Mr. Shibata said he was working two four-hour shifts a day and was being put up in a local spa resort. Although he and other workers declined to discuss their wages, local news media have reported that the pay for decontamination work can reach about 25,000 yen, or around $325 a day.

He spoke as he wiped a window with a paper towel. “One swipe per towel, or the radioactive particles just get spread around,” he said. “Not that you can see the radiation at all.”

Indeed. A similar cleanup project at the Iitate community center last fall, undertaken by the local government, was unable to reduce the radiation to safe levels.

The pilot projects led by Taisei and the other contractors have already hit snags. The government, for example, failed to anticipate communities’ reluctance to store tons of soil scraped from contaminated yards and fields.

Some critics, meanwhile, have argued that local companies and governments could perform the cleanup work for much less money, while creating local jobs.

Some Iitate villagers have enlisted the help of university experts to take matters into their own hands.
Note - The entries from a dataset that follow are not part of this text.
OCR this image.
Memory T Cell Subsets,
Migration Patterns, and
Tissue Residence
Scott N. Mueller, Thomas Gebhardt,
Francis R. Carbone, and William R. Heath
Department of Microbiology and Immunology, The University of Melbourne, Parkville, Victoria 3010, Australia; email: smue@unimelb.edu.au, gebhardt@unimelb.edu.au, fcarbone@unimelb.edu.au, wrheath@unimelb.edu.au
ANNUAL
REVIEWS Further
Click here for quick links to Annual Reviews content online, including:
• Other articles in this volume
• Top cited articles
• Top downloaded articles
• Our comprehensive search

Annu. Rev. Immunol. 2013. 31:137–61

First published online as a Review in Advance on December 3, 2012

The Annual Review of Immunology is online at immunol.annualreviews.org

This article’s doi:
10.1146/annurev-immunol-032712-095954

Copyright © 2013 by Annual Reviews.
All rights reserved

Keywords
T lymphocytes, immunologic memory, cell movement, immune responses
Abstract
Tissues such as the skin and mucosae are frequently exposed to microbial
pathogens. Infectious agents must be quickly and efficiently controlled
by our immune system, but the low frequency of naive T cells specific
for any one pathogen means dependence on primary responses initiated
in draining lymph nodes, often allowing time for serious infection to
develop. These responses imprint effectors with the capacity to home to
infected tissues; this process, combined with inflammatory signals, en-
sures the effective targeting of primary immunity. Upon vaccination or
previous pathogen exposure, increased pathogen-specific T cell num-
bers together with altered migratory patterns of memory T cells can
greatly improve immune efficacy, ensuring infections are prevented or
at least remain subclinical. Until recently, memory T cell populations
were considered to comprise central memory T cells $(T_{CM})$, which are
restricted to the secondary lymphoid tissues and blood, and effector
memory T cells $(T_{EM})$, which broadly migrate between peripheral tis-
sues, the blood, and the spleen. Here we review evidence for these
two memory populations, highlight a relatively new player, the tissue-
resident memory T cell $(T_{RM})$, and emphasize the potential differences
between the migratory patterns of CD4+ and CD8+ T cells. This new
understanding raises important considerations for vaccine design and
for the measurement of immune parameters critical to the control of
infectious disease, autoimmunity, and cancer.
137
Their experiments, they say, suggest that decontamination must start on the forested mountains that cover three-quarters of Iitate’s land area.

“Even if they clean up our homes, the radiation will sweep down from the mountains again and recontaminate everything,” said Muneo Kanno, a 60-year-old farmer. Like many other residents of Iitate, he stayed in the village for more than a month after the disaster, unaware that the radioactive plumes had reached Iitate.
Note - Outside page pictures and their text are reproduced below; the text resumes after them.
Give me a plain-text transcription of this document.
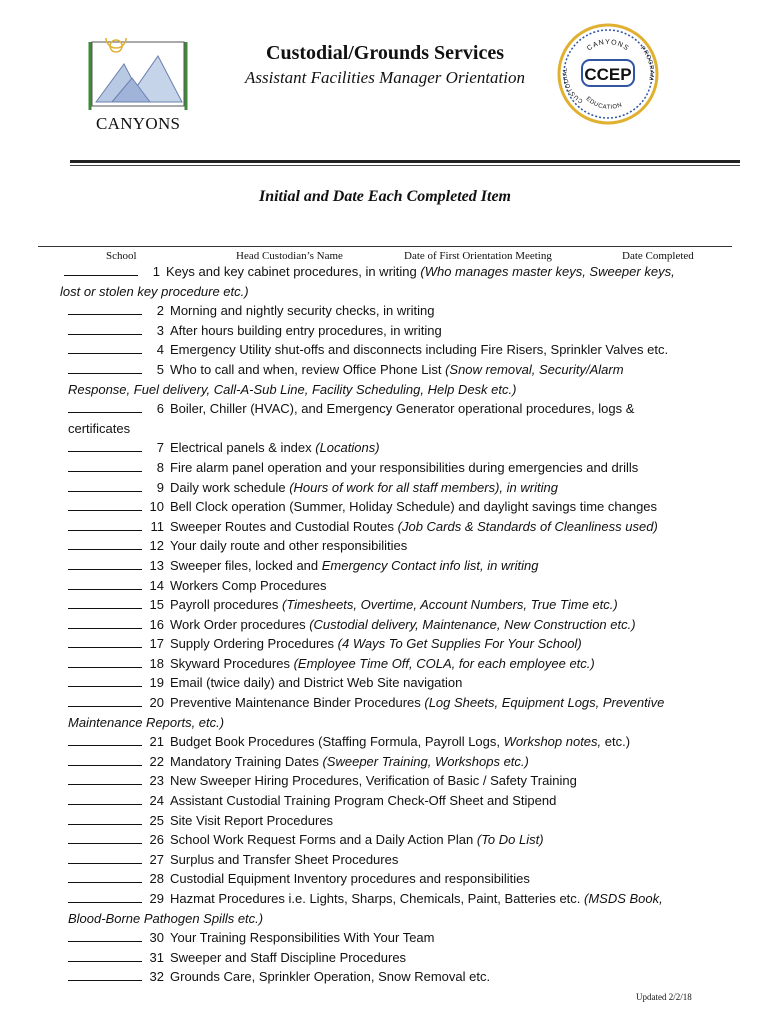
CANYONS
Custodial/Grounds Services
Assistant Facilities Manager Orientation	CCEP
CANYONS
CUSTODIAL
EDUCATION
PROGRAM
Initial and Date Each Completed Item
School	Head Custodian’s Name	Date of First Orientation Meeting	Date Completed
1 Keys and key cabinet procedures, in writing (Who manages master keys, Sweeper keys,
lost or stolen key procedure etc.)
2 Morning and nightly security checks, in writing
3 After hours building entry procedures, in writing
4 Emergency Utility shut-offs and disconnects including Fire Risers, Sprinkler Valves etc.
5 Who to call and when, review Office Phone List (Snow removal, Security/Alarm
Response, Fuel delivery, Call-A-Sub Line, Facility Scheduling, Help Desk etc.)
6 Boiler, Chiller (HVAC), and Emergency Generator operational procedures, logs &
certificates
7 Electrical panels & index (Locations)
8 Fire alarm panel operation and your responsibilities during emergencies and drills
9 Daily work schedule (Hours of work for all staff members), in writing
10 Bell Clock operation (Summer, Holiday Schedule) and daylight savings time changes
11 Sweeper Routes and Custodial Routes (Job Cards & Standards of Cleanliness used)
12 Your daily route and other responsibilities
13 Sweeper files, locked and Emergency Contact info list, in writing
14 Workers Comp Procedures
15 Payroll procedures (Timesheets, Overtime, Account Numbers, True Time etc.)
16 Work Order procedures (Custodial delivery, Maintenance, New Construction etc.)
17 Supply Ordering Procedures (4 Ways To Get Supplies For Your School)
18 Skyward Procedures (Employee Time Off, COLA, for each employee etc.)
19 Email (twice daily) and District Web Site navigation
20 Preventive Maintenance Binder Procedures (Log Sheets, Equipment Logs, Preventive
Maintenance Reports, etc.)
21 Budget Book Procedures (Staffing Formula, Payroll Logs, Workshop notes, etc.)
22 Mandatory Training Dates (Sweeper Training, Workshops etc.)
23 New Sweeper Hiring Procedures, Verification of Basic / Safety Training
24 Assistant Custodial Training Program Check-Off Sheet and Stipend
25 Site Visit Report Procedures
26 School Work Request Forms and a Daily Action Plan (To Do List)
27 Surplus and Transfer Sheet Procedures
28 Custodial Equipment Inventory procedures and responsibilities
29 Hazmat Procedures i.e. Lights, Sharps, Chemicals, Paint, Batteries etc. (MSDS Book,
Blood-Borne Pathogen Spills etc.)
30 Your Training Responsibilities With Your Team
31 Sweeper and Staff Discipline Procedures
32 Grounds Care, Sprinkler Operation, Snow Removal etc.
Updated 2/2/18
Mr. Kanno fled the village in May but returns on weekends to try different decontamination methods. Recently he took Mr. Tao, the visiting physicist, to a nearby mountain to test the effectiveness of removing dead leaves from the ground to reduce radiation levels.

There is no public financing for their work, which is supported by donations and the volunteer efforts of the villagers themselves. On a recent morning, about a dozen volunteers, some as old as 70, scrambled up a snowy mountainside to rake leaves into cloth sacks, wearing only regular clothes and surgical masks.

“We know the land here far better than the construction companies do,” Mr. Kanno said. “We are afraid that the money is just disappearing into thin air.”

What is the point of decontaminating Iitate-mura? Why do they lie to day laborers by telling them the location is "not so dangerous"? Outside the immediate vicinity of the plant, Iitate-mura is one of the most contaminated places in entire Fukushima. People shouldn't be living there or working there, but they do, despite the village having been designated as "planned evacuation zone".

There are neptunium and plutonium in Iitate-mura's soil, spiders are concentrating radioactive silver. Back in early April last year, IAEA said they had found 20 million becquerels/kg of iodine-131 from the soil.

3 comments:

Atomfritz said...

“One swipe per towel, or the radioactive particles just get spread around,” he said.


They actually are mass-producing radwaste this way.
No mention where they dispose this of.
Maybe they just incinerate this waste, releasing and spreading the contamination again that they collected...

Darth3/11 said...

Hopeless.

Unknown said...

We cannot avoid the natural disasters. All we can do is to be prepared. There are times that we need professional help to clean the damage.